Zoals de rechtbank op goede en deugdelijke gronden heeft overwogen, betreffen de kosten van de rapporten van [registerarbeidsdeskundige] en [orthopedisch chirurg 2] kosten ter vaststelling van aansprakelijkheid en komen zij op die reden op grond van artikel 6:96 lid 2 BW voor vergoeding in aanmerking. Dat geldt eveneens voor de kosten van CED Forensic. Anders dan [appellant] stelt, was het in de gegeven omstandigheden redelijk om deze kosten te maken. Het hof volgt [appellant] niet in zijn stelling dat Nationale-Nederlanden eenvoudig aan [appellant] had kunnen vragen of hij surfte zodat deze kosten onnodig zijn gemaakt. Nationale-Nederlanden heeft [appellant] de mogelijkheid gegeven om een en ander zelf mede te delen. Nationale-Nederlanden heeft namelijk eerst het onderzoek door CED Forensic gelast nadat [appellant] tegenover [registerarbeidsdeskundige] had verzwegen dat hij surfte.
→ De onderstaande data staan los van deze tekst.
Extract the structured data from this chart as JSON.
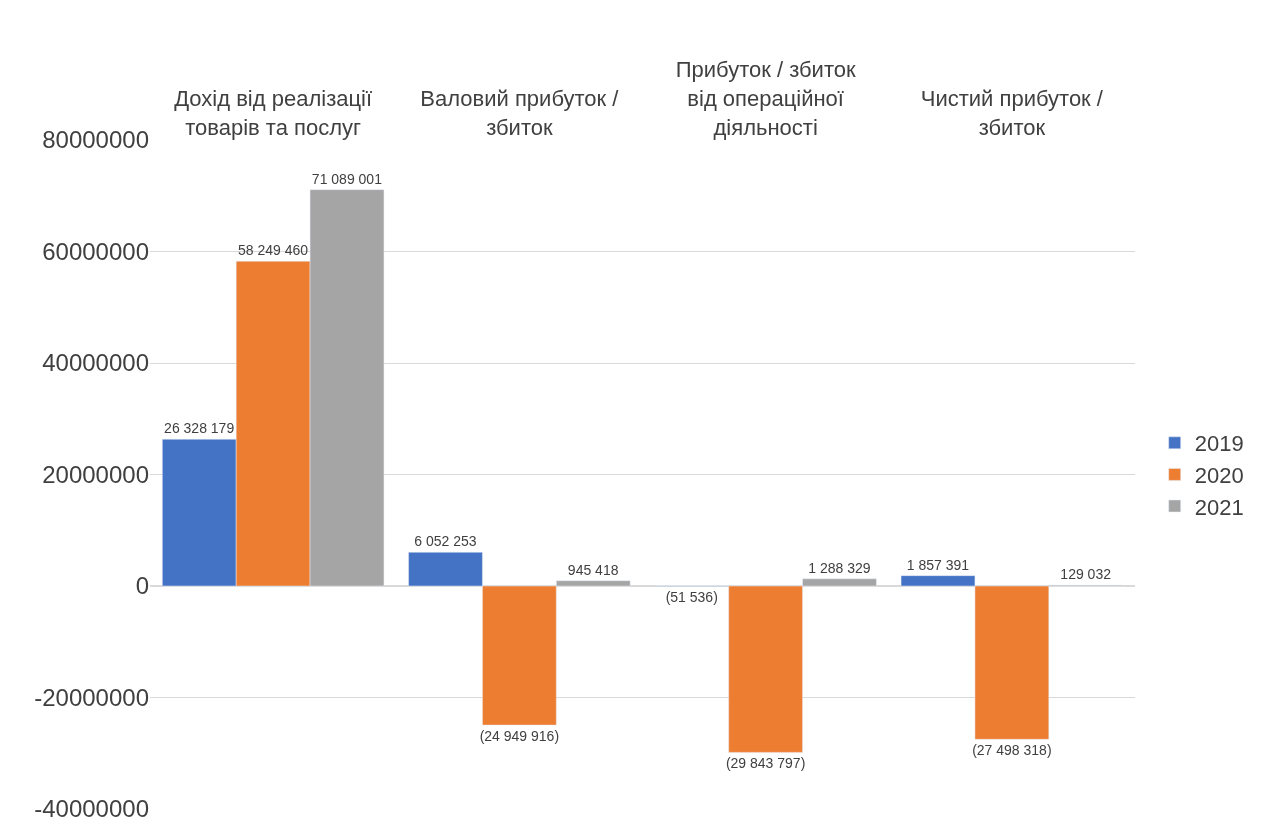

Zoals hiervoor onder 3.5.4 overwogen, is Nationale-Nederlanden na ontvangst van de anonieme tip zorgvuldig te werk gegaan.
3.25.
Grief XVI heeft geen zelfstandige betekenis en behoeft daarom geen bespreking.
3.26.
De slotconclusie is dat alle grieven falen. De beroepen vonnissen worden bekrachtigd en [appellant] wordt als in het ongelijk gestelde partij veroordeeld in de kosten van het hoger beroep.
4. De uitspraak
Het hof:
bekrachtigt de tussen partijen door de rechtbank gewezen vonnissen van 18 mei 2011, 28 september 2011, 13 november 2013 en 21 mei 2014;
veroordeelt [appellant] in de proceskosten van het hoger beroep, welke kosten tot op heden aan de zijde van Nationale-Nederlanden worden begroot op € 5.114,00 aan verschotten en op € 4.893,00 aan salaris advocaat, en bepaalt dat deze bedragen binnen veertien dagen na de dag van deze uitspraak moeten zijn voldaan, te vermeerderen met de wettelijke rente als bedoeld in artikel 6:119 BW vanaf het einde van voormelde termijn tot aan de dag der voldoening en bepaalt deze kosten voor wat betreft de nakosten op € 131,-- indien geen betekening plaatsvindt, dan wel op € 199,-- vermeerderd met de explootkosten indien niet binnen veertien dagen na de datum van dit arrest is voldaan aan de bij dit arrest uitgesproken veroordelingen en betekening van dit arrest heeft plaatsgevonden;
verklaart dit arrest uitvoerbaar bij voorraad.
Dit arrest is gewezen door mrs. J.M. Brandenburg, H.A.W. Vermeulen en T.J. Dorhout Mees en is in het openbaar uitgesproken door de rolraadsheer op 21 juli 2015.